The Internet censorship agency of China, the Cyberspace Administration of China (CAC), has released the draft of a framework it intends on introducing to regulate the blockchain industry in the company. The draft, “The Regulation for Managing Blockchain Information Services,” was published last Friday in order to give the public the opportunity to provide comments before the regulations are officially implemented.
If the framework is accepted as it is written, would apply to any entity in the country that is considered to be a blockchain information services provider. It would also be the first time that rules overseeing the industry have been introduced.
Per the CAC, a blockchain information service provider is defined as an “entity” or “node” that provides information services to either the private or public sector using blockchain technology.
The draft set of rules spans 23 articles. One would require that any blockchain service provider register with the CAC within 10days of launching services. Another states that the providers must register their names, industry fields, server addresses and service types with the agency. The information would be made available to the public and the CAC would investigate the companies annually to ensure that nothing has changed.
The exact types of blockchain companies that could be affected by the rules was not identified. However, some blockchain experts in the country have indicated that the proposals would most likely have an impact on “supernodes” of specific blockchain networks.
Mining pool BTC.TOP’s fonder, Jiang Zhuo’er, posted on Weibo, “For example, each of the 21 supernodes of the EOS network is operated by a company or an individual. As such, they must be fully compliant [with this regulation].”

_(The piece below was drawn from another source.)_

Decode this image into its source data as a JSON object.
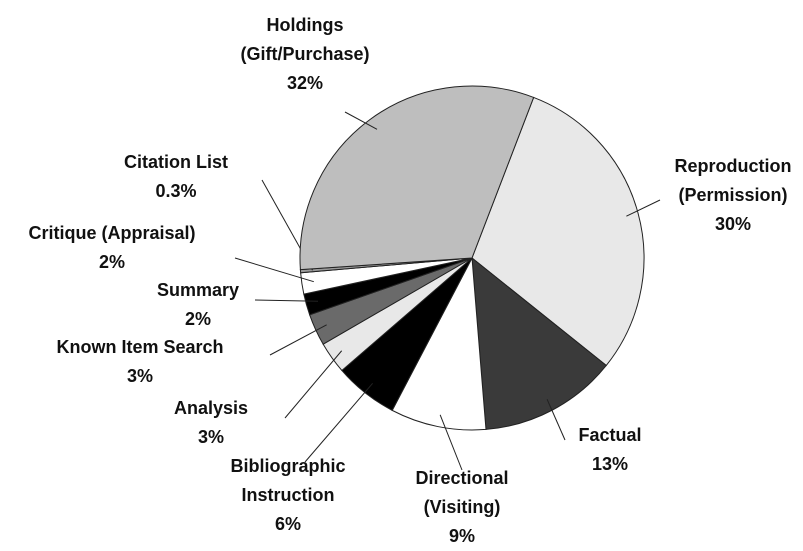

Other sectors could be held to the new rules, as well. The draft proposal indicates that highly regulated fields—education, news reporting and publishing, pharmaceuticals—would be required to obtain licenses from authorities before registering with the CAC.
In addition, service providers could not use the blockchain to “produce, duplicate, publish, and disseminate” information prohibited by current laws. All service providers would also be obligated to adhere to Know-Your-Customer (KYC) guidelines, including the collection and reporting of national identification numbers and/or cell phone numbers. “Service providers must store the logs and content published by users of their blockchain services for six months and provide this information to law enforcement when required,” details the new policy.